First, you can install Ollama into your project folder like this:
cd /projappl/project_2001234  # replace with the appropriate path for you
mkdir ollama
cd ollama
wget https://ollama.com/download/ollama-linux-amd64.tgz
tar xzf ollama-linux-amd64.tgz
rm ollama-linux-amd64.tgz
On LUMI you have to do this additionally (in the same directory as above). Note that with the additional ROCm files, the installation takes 14 GB of disk space!
wget https://ollama.com/download/ollama-linux-amd64-rocm.tgz
tar xzf ollama-linux-amd64-rocm.tgz
rm ollama-linux-amd64-rocm.tgz
In your batch job you then just need to start the service with ollama
serve. After that your job can access the API in localhost at port
11434.  It's also a good idea to setup the environment variable
OLLAMA_MODELS to point to the project scratch, as it will otherwise
download huge model files to your home directory.  See our example
Slurm script run-ollama.sh for running with Ollama.
The ai-inference-examples repository also has some examples of
running Ollama on a full node with 4 GPUs on Puhti and 8 GPUs on LUMI.
Inference with vLLM
vLLM is another library for running LLM inference. vLLM supports offline batched inference which is the mode most suitable for running in a supercomputer.

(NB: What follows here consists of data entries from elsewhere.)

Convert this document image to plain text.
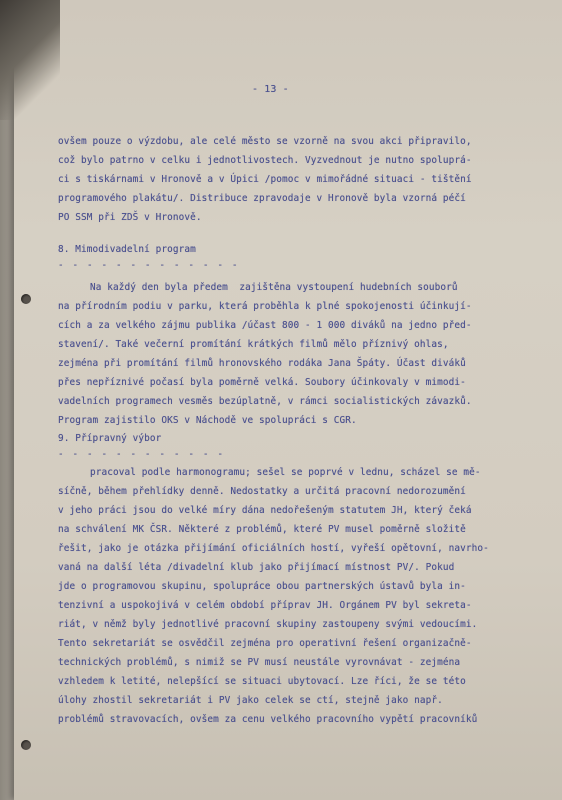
- 13 -
ovšem pouze o výzdobu, ale celé město se vzorně na svou akci připravilo,
což bylo patrno v celku i jednotlivostech. Vyzvednout je nutno spoluprá-
ci s tiskárnami v Hronově a v Úpici /pomoc v mimořádné situaci - tištění
programového plakátu/. Distribuce zpravodaje v Hronově byla vzorná péčí
PO SSM při ZDŠ v Hronově.
8. Mimodivadelní program
- - - - - - - - - - - - -
Na každý den byla předem  zajištěna vystoupení hudebních souborů
na přírodním podiu v parku, která proběhla k plné spokojenosti účinkují-
cích a za velkého zájmu publika /účast 800 - 1 000 diváků na jedno před-
stavení/. Také večerní promítání krátkých filmů mělo příznivý ohlas,
zejména při promítání filmů hronovského rodáka Jana Špáty. Účast diváků
přes nepříznivé počasí byla poměrně velká. Soubory účinkovaly v mimodi-
vadelních programech vesměs bezúplatně, v rámci socialistických závazků.
Program zajistilo OKS v Náchodě ve spolupráci s CGR.
9. Přípravný výbor
- - - - - - - - - - - -
pracoval podle harmonogramu; sešel se poprvé v lednu, scházel se mě-
síčně, během přehlídky denně. Nedostatky a určitá pracovní nedorozumění
v jeho práci jsou do velké míry dána nedořešeným statutem JH, který čeká
na schválení MK ČSR. Některé z problémů, které PV musel poměrně složitě
řešit, jako je otázka přijímání oficiálních hostí, vyřeší opětovní, navrho-
vaná na další léta /divadelní klub jako přijímací místnost PV/. Pokud
jde o programovou skupinu, spolupráce obou partnerských ústavů byla in-
tenzivní a uspokojivá v celém období příprav JH. Orgánem PV byl sekreta-
riát, v němž byly jednotlivé pracovní skupiny zastoupeny svými vedoucími.
Tento sekretariát se osvědčil zejména pro operativní řešení organizačně-
technických problémů, s nimiž se PV musí neustále vyrovnávat - zejména
vzhledem k letité, nelepšící se situaci ubytovací. Lze říci, že se této
úlohy zhostil sekretariát i PV jako celek se ctí, stejně jako např.
problémů stravovacích, ovšem za cenu velkého pracovního vypětí pracovníků
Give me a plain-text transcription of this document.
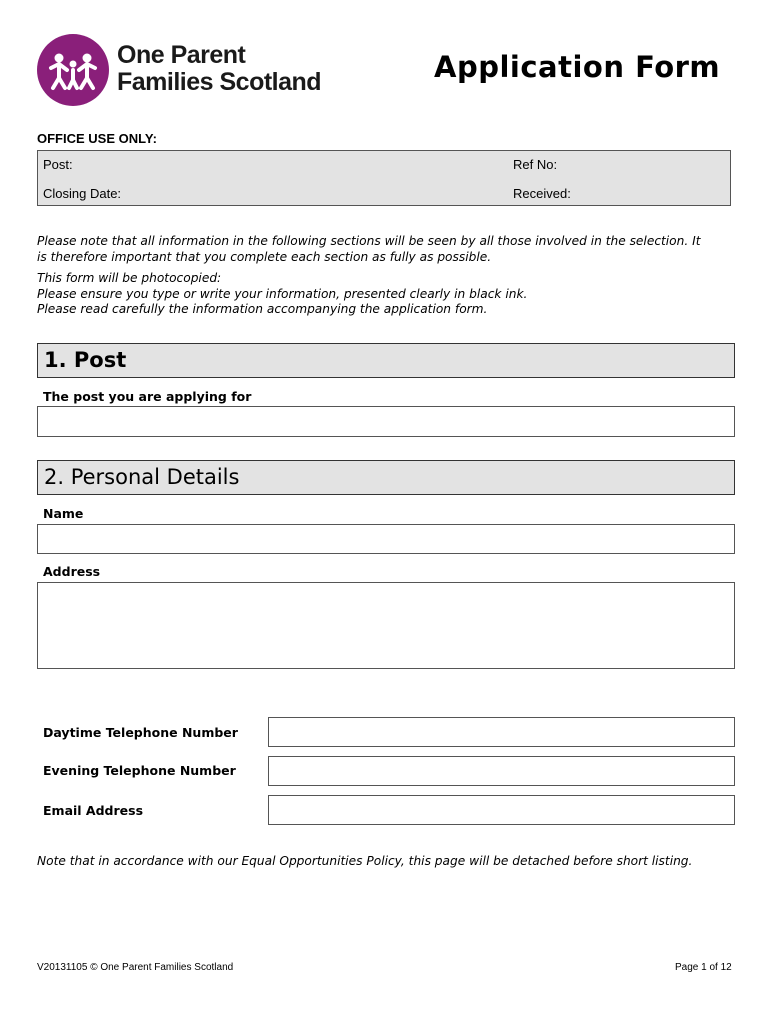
One Parent
Families Scotland	Application Form
OFFICE USE ONLY:
Post:	Ref No:
Closing Date:	Received:
Please note that all information in the following sections will be seen by all those involved in the selection. It
is therefore important that you complete each section as fully as possible.
This form will be photocopied:
Please ensure you type or write your information, presented clearly in black ink.
Please read carefully the information accompanying the application form.
1. Post
The post you are applying for
2. Personal Details
Name
Address
Daytime Telephone Number
Evening Telephone Number
Email Address
Note that in accordance with our Equal Opportunities Policy, this page will be detached before short listing.
V20131105 © One Parent Families Scotland	Page 1 of 12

This runs just as a normal Python batch job.
Here is a user-contributed example for processing a big dataset with vLLM efficiently: https://github.com/TurkuNLP/ECCO-ocr-large-run.
In some situations there's still a need for an OpenAI-compatible
server, for example when interfacing with other programs. Example
scripts for running vLLM on Puhti, Mahti and LUMI can be found in our
ai-inference-examples repository. There's also an example of
running on multiple nodes using Ray.